The bust came as a result of cooperation from the Management and Standards Committee established by Murdoch’s News Corp, which has worked to disinfect the company’s other holdings in the wake of the scandal. 

The phone hacking charges last summer caused the disgraceful closing of Murdoch’s News of the World.

Among Murdoch’s holdings in the United States are Fox News and the New York Post.

The four journalists all were employed or formerly employed by Britain’s best-selling newspaper The Sun, Reuters reported.

"News Corporation made a commitment last summer that unacceptable news gathering practices by individuals in the past would not be repeated," a statement released by the committee, and published by Reuters, said.

Police searched the London offices of publisher News International, News Corp’s subsidiary in England, as part of the probe into suspected payments by newspapermen to police.


Rupert Murdoch’s News Corp is taking a financial hit from hacking scandal

A 29-year-old police officer was also arrested on suspicion of corruption under Operation Elveden, the official name of the investigation.

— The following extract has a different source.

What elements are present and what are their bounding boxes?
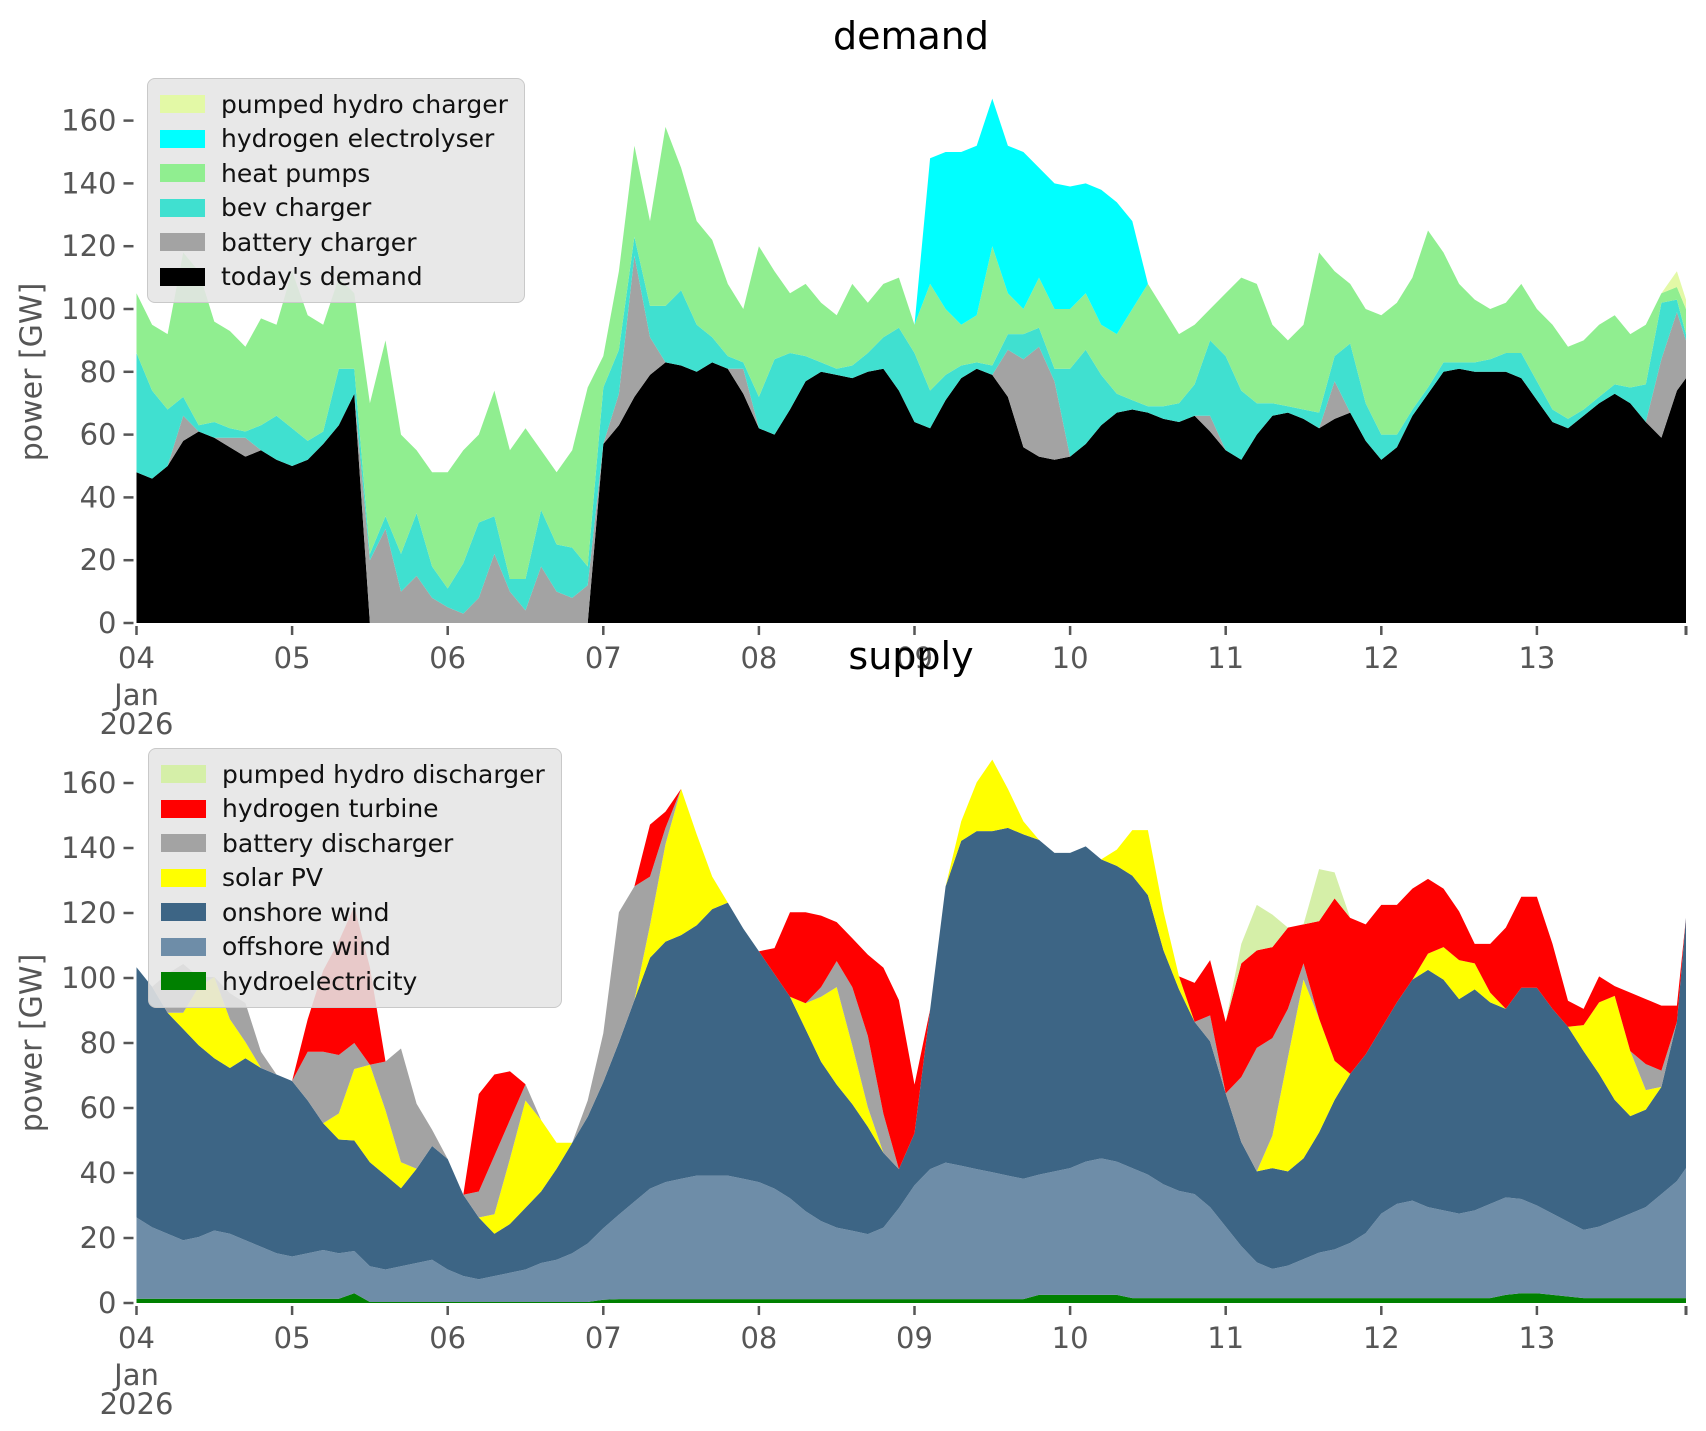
x-tick-label: 12 xyxy=(1363,1321,1400,1355)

"Today's operation is the result of information provided to police by News Corporation's Management and Standards Committee,” a statement by police confirmed. “It relates to suspected payments to police officers and is not about seeking journalists to reveal confidential sources in relation to information that has been obtained legitimately."

According to ABC Melbourne, the BBC and Guardian confirmed the arrested journalists were Fergus Shanahan, a former deputy editor for The Sun, Graham Dudman, a former managing editor; Chris Pharo, the current news chief; and current crime editor Mike Sullivan.

ABC also reported that staff at the Sun received an email from the chief executive of News International, Tom Mockridge, noting that the company had provided legal support to the arrested journalists. A copy of the email was obtained by The Guardian.

It said: "Despite this very difficult news, we are determined that News International will emerge a stronger and more trusted organization.”